Childbirth is a joyous and eagerly-awaited moment in a person’s life. Not only the parents but the larger family also join in the happiness. This joy and happiness take on edges of tension as the child reaches the age of 3. Selecting a school, the school applications, the fund of knowledge gained from grandparents, neighbors, office colleagues and of course, the omniscient Google Baba—manage to make for a stressful time for the parents.
Nowadays with most schools opting for online processes, it has become less tiring as one does not have to do the rounds of various schools and navigate the serpentine queues as earlier. Yet, many first time parents are racked by doubts whether their criterion for selecting the school was appropriate for their child. This article seeks to help them to navigate their way through their doubts and reach an informed decision.
Location: It is important and desirable to choose a school which is not far from the house. Commuting is less stressful for the child and the parent can reach the school quickly in case of an emergency. Considering the traffic woes faced by every city and town, it makes a lot of sense to admit the child in a neighborhood school.
Student-teacher ratio: The accepted norm in most states is 1:30 teacher-student ratio. Of course in international schools, it is even lower at 1:15/20. Studies have found that children learn better when individual attention is given by the teacher, thereby, enhancing their learning capabilities and this is definitely not possible in a class of say, 60!
Fees: This is the tricky part. Parents generally are willing to over-extend themselves to admit their children in ‘good’ schools. But not all expensive schools are good and neither is the opposite true. One has to consider one’s budgetary constraints vis-a-vis the deliverables by the school.
– Is the child learning according to his age?
– Does the school have a robust security system?
– Is it in line with modern technologies?
Before paying exorbitant fees, a parent has to find answers to these questions. With each new government challenging the age-old methods, quality education is anyway a luxury in India.
Curriculum: It is important for a parent to find out about the curriculum of the school. Although at the pre-primary stage most parents are not unduly concerned about the academics (as they are more interested in the happiness quotient of their child) still they need to have an understanding of what curriculum the school follows for the later classes. Most importantly, the student should not be spending an inordinate amount of time on home tasks, at least until he reaches the Middle School. In India, CBSE is the most accepted board after state boards but there are a number of international boards like IB and IGCSE which are gaining in popularity.

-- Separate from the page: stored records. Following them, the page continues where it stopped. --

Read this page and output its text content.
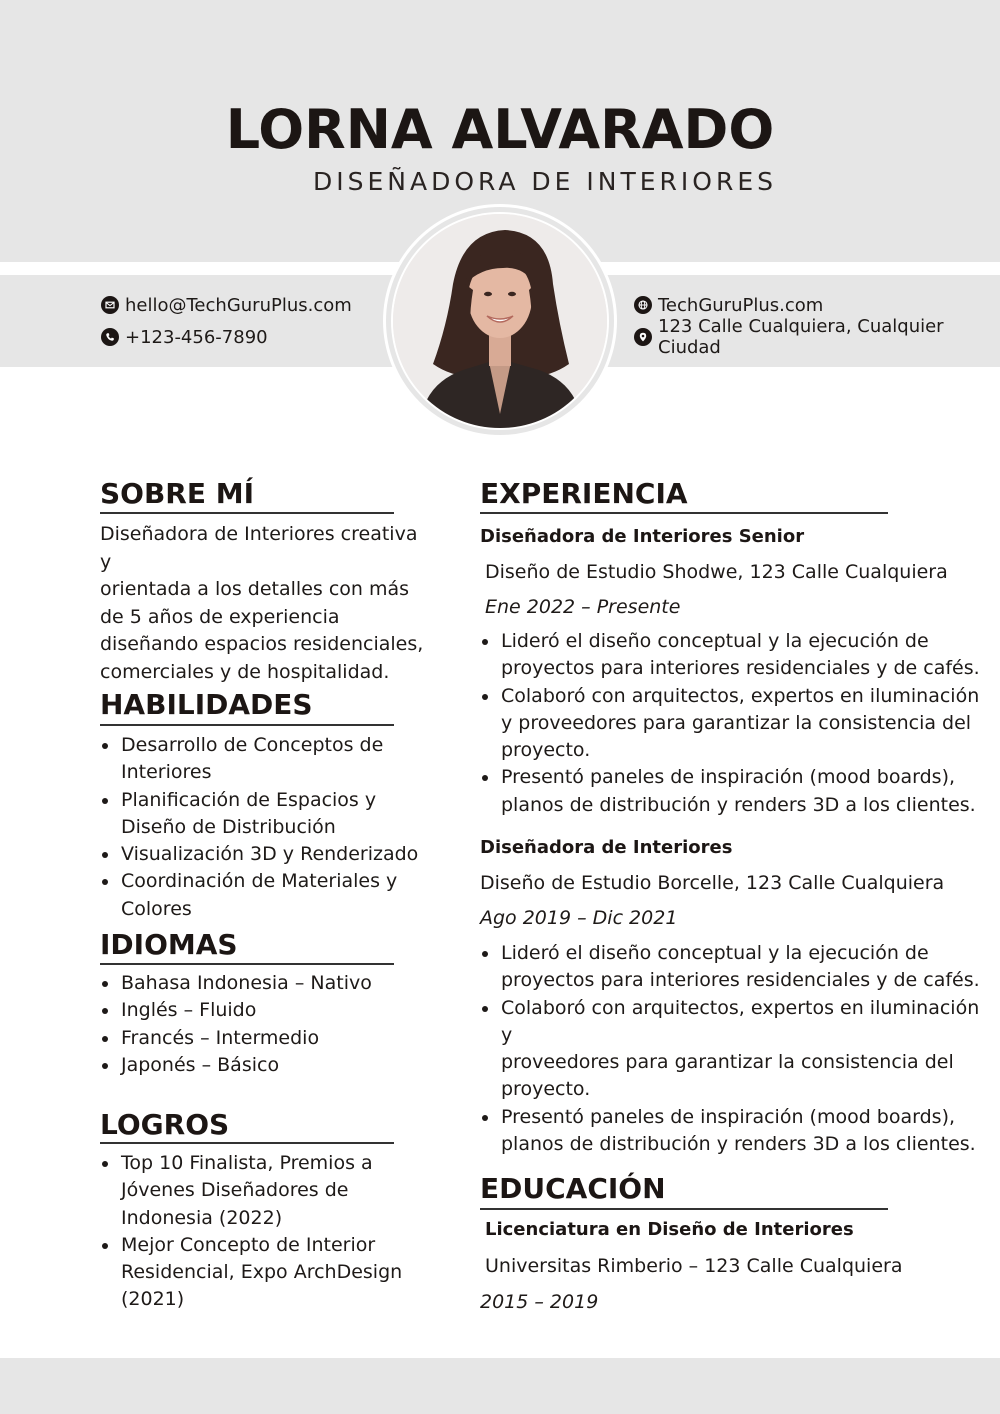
LORNA ALVARADO
DISEÑADORA DE INTERIORES
hello@TechGuruPlus.com
+123-456-7890
TechGuruPlus.com
123 Calle Cualquiera, Cualquier Ciudad
SOBRE MÍ
Diseñadora de Interiores creativa y
orientada a los detalles con más
de 5 años de experiencia
diseñando espacios residenciales,
comerciales y de hospitalidad.
HABILIDADES
Desarrollo de Conceptos de
Interiores
Planificación de Espacios y
Diseño de Distribución
Visualización 3D y Renderizado
Coordinación de Materiales y
Colores
IDIOMAS
Bahasa Indonesia – Nativo
Inglés – Fluido
Francés – Intermedio
Japonés – Básico
LOGROS
Top 10 Finalista, Premios a
Jóvenes Diseñadores de
Indonesia (2022)
Mejor Concepto de Interior
Residencial, Expo ArchDesign
(2021)
EXPERIENCIA
Diseñadora de Interiores Senior
Diseño de Estudio Shodwe, 123 Calle Cualquiera
Ene 2022 – Presente
Lideró el diseño conceptual y la ejecución de
proyectos para interiores residenciales y de cafés.
Colaboró con arquitectos, expertos en iluminación
y proveedores para garantizar la consistencia del
proyecto.
Presentó paneles de inspiración (mood boards),
planos de distribución y renders 3D a los clientes.
Diseñadora de Interiores
Diseño de Estudio Borcelle, 123 Calle Cualquiera
Ago 2019 – Dic 2021
Lideró el diseño conceptual y la ejecución de
proyectos para interiores residenciales y de cafés.
Colaboró con arquitectos, expertos en iluminación y
proveedores para garantizar la consistencia del
proyecto.
Presentó paneles de inspiración (mood boards),
planos de distribución y renders 3D a los clientes.
EDUCACIÓN
Licenciatura en Diseño de Interiores
Universitas Rimberio – 123 Calle Cualquiera
2015 – 2019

Extra-curricular activities: Schools today are very progressive in their organization and they do not cater merely to a child’s academic knowledge. All-round development is the watchword of today’s schools. Hence extra-curricular activities are given a lot of importance. It helps to bring out the latent potential of a child and ensures his social, physical and emotional development. Most school websites will give information about the extra-curricular activities that they focus on and develop. Old students and parents of students studying there are also resources that can be tapped.
Quality of teachers: This again is a grey area. How can one judge the quality of teaching? Should one just go by the academic qualifications of teachers or should word-of-mouth publicity be relied on? Are the teachers affectionate and loving? No parent wants a disciplinarian when the child is crying his heart out on his first day. It is difficult to judge as every school has its own approach and the teachers adhere to that. Having said that, today, most schools are very careful in their selection of teachers, especially in the lower classes.
Hygiene, facilities, and security: Where security was not a very big concern two decades ago, schools today are being judged on the safety meter alone sometimes. As the crime rate goes up, so do the security measures. After all, every parent needs to feel that their child is safe within the four walls of the school. Simultaneously, a parent has to check whether the school has a good infrastructure, clean and hygienic classrooms and washrooms, a safe play area and last but not least, a trained medical facility that can deal with emergencies.
The list seems exhaustive but if one is able to get at least 5 out of the 7 criteria, it should be okay. It is not in any order of importance. That order needs to be set by the parent himself. A school should be a happy place for the child at any age.